The Knights’ poll of a broad sample of Americans in March this year showed that 57% of U.S. citizens were eagerly wanting to hear Benedict XVI discuss “the short sightedness of personal greed and selfishness” that is thought to be the main cause of the current crisis. A further 55% wanted to hear him explain how a society can be built “where spiritual values play an important role.”
Also interesting is that an earlier survey carried out by the Knights in February showed widespread public discontent with business ethics: 76% of Americans polled believed that corporate America’s moral compass is pointed in the wrong direction, and 90% of respondents, and 90% of executives, see career advancement and personal gain as primary factors that corporate executives take into account when making business decisions. Moreover, nearly two-thirds believed that religious beliefs should significantly influence executive’s business decisions, and over two-thirds of executives agree.
The encyclical, which Benedict XVI signed Monday, the solemnity of Sts. Peter and Paul, comes just days after the financier Bernard Madoff was sentenced to 150 years in jail for defrauding thousands of investors of billions of dollars. It will also appear on the eve of the Group of Eight summit of world leaders in Italy, July 8-10.
“What our poll shows is that the American public sees something very seriously wrong and sees ethics as part of the solution,” says Carl Anderson, supreme knight of the Knights of Columbus. “Since the country is overwhelmingly Christian in the sense that most Americans are baptized Christians, and one out of four are Catholic, the view of the Pope on these matters is going to be very important in the United States.”
Anderson, who was visiting Rome this week, believes that the Pope is one of the few world figures who can speak out on these ethical questions with authenticity, and do so without favoring either the political left or right. “We have to give Benedict XVI his own space and not try to claim it from one side,” says Anderson, who is urging the public to read the encyclical with an open mind. “I think a Christian ought to approach an encyclical from a standpoint of how am I going to be changed, not whether or not it affirms a position on something.”
And although he predicts the Holy Father will underline the necessity of an ethical foundation to sustaining the free market system, he does not expect the Pope to enter into technical aspects or specific policy. “What he’s going to say is that a Christian, if he understands his two commandments of love of God and love of neighbor, can no longer ask Cain’s question: Am I my brother’s keeper? He understands he has a responsibility to his brother and understands who his brother is. Benedict has said time and again: We’re part of a human family, therefore we need to have a certain solidarity. […] If you have that general ethical disposition, you’re going to make decisions in a context that are going to be far better than if you don’t.”
The supreme knight, who was once a special assistant to Ronald Reagan, is surprised that despite more than 90% of Americans believing there is a kind of unethical foundation to the current crisis, “nobody wants to talk about it,” thereby leaving a vacuum which the government is presently filling. It’s therefore time, he says, for corporate leaders to “fess up to some ethical responsibility.”
Not only would that “resonate very well” with the American public, he believes, but it would also help preserve the sustainability of the free market which is currently in “real jeopardy.”
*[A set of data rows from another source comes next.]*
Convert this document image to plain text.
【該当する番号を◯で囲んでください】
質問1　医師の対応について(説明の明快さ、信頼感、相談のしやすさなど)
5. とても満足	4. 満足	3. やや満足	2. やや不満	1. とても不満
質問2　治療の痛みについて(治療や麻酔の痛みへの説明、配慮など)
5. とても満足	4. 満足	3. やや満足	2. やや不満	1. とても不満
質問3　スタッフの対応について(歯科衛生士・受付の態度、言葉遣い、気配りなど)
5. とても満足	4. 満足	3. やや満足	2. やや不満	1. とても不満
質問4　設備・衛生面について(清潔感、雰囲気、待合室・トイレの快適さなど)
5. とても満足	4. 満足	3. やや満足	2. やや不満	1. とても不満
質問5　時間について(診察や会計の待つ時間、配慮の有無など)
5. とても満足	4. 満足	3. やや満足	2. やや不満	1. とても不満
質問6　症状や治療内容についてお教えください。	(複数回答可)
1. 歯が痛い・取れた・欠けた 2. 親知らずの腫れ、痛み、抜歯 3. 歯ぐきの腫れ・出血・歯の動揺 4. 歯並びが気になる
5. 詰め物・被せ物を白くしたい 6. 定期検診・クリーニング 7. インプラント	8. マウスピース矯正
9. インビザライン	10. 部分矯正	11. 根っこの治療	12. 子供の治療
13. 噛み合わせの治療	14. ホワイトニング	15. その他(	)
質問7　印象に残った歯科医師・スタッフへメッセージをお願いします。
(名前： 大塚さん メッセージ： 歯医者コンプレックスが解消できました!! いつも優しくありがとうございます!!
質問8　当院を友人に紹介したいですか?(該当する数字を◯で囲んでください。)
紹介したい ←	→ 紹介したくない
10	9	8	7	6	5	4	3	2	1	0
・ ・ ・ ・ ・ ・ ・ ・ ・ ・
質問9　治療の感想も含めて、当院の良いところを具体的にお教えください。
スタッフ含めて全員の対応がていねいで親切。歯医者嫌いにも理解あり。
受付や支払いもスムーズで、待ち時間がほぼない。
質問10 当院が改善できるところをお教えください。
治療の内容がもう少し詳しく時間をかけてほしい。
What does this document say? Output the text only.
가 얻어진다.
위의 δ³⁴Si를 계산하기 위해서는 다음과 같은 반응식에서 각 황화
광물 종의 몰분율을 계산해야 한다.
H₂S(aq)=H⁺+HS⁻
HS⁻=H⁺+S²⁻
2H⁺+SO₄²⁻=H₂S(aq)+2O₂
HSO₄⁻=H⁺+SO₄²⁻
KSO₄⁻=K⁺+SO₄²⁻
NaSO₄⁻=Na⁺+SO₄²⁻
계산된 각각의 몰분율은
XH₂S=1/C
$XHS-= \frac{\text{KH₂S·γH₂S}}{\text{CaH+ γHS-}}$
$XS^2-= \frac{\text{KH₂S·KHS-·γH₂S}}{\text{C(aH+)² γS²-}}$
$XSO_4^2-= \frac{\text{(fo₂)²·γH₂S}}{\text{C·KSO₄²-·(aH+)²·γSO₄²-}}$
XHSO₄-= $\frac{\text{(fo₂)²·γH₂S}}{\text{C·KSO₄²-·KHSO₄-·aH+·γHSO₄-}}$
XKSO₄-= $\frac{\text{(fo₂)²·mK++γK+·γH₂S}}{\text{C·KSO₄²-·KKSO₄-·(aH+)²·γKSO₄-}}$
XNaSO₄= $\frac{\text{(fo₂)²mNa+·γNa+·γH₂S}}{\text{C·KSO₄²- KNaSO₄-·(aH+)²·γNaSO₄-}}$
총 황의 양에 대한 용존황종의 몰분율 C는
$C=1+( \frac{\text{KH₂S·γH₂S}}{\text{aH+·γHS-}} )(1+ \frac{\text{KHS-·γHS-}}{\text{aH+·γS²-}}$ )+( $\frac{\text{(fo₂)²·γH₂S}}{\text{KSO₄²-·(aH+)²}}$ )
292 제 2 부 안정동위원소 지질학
The Pope has already given clues about the content of the encyclical, saying the current global economic crisis proves that the rules and values that have dominated the economy in past years need to be re
placed by a concept that is “respectful of the needs and rights of the weakest.” He also took the opportunity at his weekly general audience July 1st to “stress the importance of ethical and moral values in politics.”
But this theme of establishing an ethical foundation is an idea the Holy Father has had for some time. In a prescient speech he gave in Rome in 1985, he said it is “becoming an increasingly obvious fact of economic history that the development of economic systems which concentrate on the common good depends on a determinate ethical system, which in turn can be born and sustained only by strong religious convictions.” Conversely, he warned, “it has also become obvious that the decline of such discipline can actually cause the laws of the market to collapse.”
“An economic policy that is ordered not only to the good of the group — indeed, not only to the common good of a determinate state — but to the common good of the family of man demands a maximum of ethical discipline and thus a maximum of religious strength,” he said.